Let $v \in \mathbb{V}$ be a vector s.t. $\phi^{n-1} \ne 0$. Is the set {v, $\phi(v)$, $\dots$, $\phi^{n-1}(v)$} linearly independent?

I intuitively understand that it is. Also I've proven that the only eigenvalue of this linear transformation is 0.

As for proving linear independence, I'm trying to prove it by contradiction (is this the correct path?).

Assume the set is not linearly independent.

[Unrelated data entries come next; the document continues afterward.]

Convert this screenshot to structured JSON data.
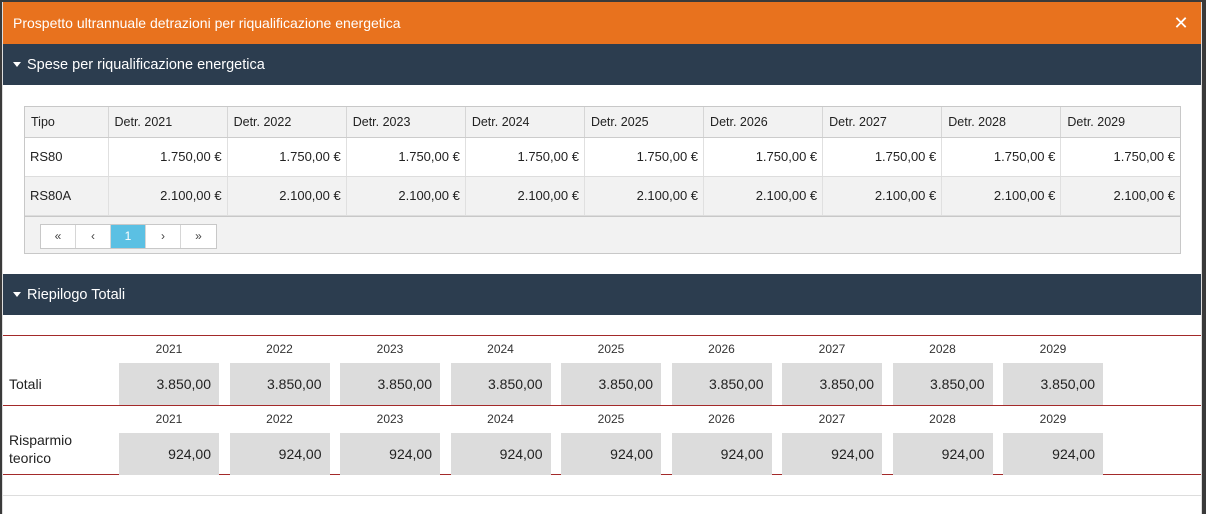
{
  "window": {
    "title": "Prospetto ultrannuale detrazioni per riqualificazione energetica",
    "close_icon": "close-icon"
  },
  "section1": {
    "title": "Spese per riqualificazione energetica",
    "columns": [
      "Tipo",
      "Detr. 2021",
      "Detr. 2022",
      "Detr. 2023",
      "Detr. 2024",
      "Detr. 2025",
      "Detr. 2026",
      "Detr. 2027",
      "Detr. 2028",
      "Detr. 2029"
    ],
    "rows": [
      [
        "RS80",
        "1.750,00 €",
        "1.750,00 €",
        "1.750,00 €",
        "1.750,00 €",
        "1.750,00 €",
        "1.750,00 €",
        "1.750,00 €",
        "1.750,00 €",
        "1.750,00 €"
      ],
      [
        "RS80A",
        "2.100,00 €",
        "2.100,00 €",
        "2.100,00 €",
        "2.100,00 €",
        "2.100,00 €",
        "2.100,00 €",
        "2.100,00 €",
        "2.100,00 €",
        "2.100,00 €"
      ]
    ],
    "pager": {
      "first": "«",
      "prev": "‹",
      "page": "1",
      "next": "›",
      "last": "»"
    }
  },
  "section2": {
    "title": "Riepilogo Totali",
    "totali": {
      "label": "Totali",
      "years": [
        "2021",
        "2022",
        "2023",
        "2024",
        "2025",
        "2026",
        "2027",
        "2028",
        "2029"
      ],
      "values": [
        "3.850,00",
        "3.850,00",
        "3.850,00",
        "3.850,00",
        "3.850,00",
        "3.850,00",
        "3.850,00",
        "3.850,00",
        "3.850,00"
      ]
    },
    "risparmio": {
      "label_line1": "Risparmio",
      "label_line2": "teorico",
      "years": [
        "2021",
        "2022",
        "2023",
        "2024",
        "2025",
        "2026",
        "2027",
        "2028",
        "2029"
      ],
      "values": [
        "924,00",
        "924,00",
        "924,00",
        "924,00",
        "924,00",
        "924,00",
        "924,00",
        "924,00",
        "924,00"
      ]
    }
  }
}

Then there are values $c_1, \dots, c_n$ such that:

$c_1v+c_2\phi(v) +\dots +c_{n}\phi^{n-1}(v) = 0 = \phi^n(v)$ and $c_i \ne 0$ for some $i \in [n]$.

Where do I move from here?

Answer 1

We have $$0 = c_{1}v + c_{2}\phi(v) + \cdots + c_{n}\phi^{n-1}(v),$$ where not all the $c_{i}$ are zero. Apply $\phi^{n-1}$ to both sides. By linearity, we have \begin{align*} 0 = \phi^{n-1}(0) &= \phi^{n-1}\left(c_{1}v + c_{2}\phi(v) + \cdots + c_{n}\phi^{n-1}(v)\right)\\ &= c_{1}\phi^{n-1}(v) + c_{2}\phi^{n}(v) + \cdots + c_{n}\phi^{2n-2}(v)\\ &= c_{1}\phi^{n-1}(v), \end{align*} where the last equality follows because $\phi^{n} = 0$ (and so $\phi^{m} = 0$ for all $m \geq n$). But by assumption $\phi^{n-1}(v) \neq 0,$ so we must have $c_{1} = 0.$

So we actually have $$0 = c_{2}\phi(v) + \cdots + c_{n}\phi^{n-1}(v).$$ Can you use the same trick to continue from here, and arrive at a contradiction?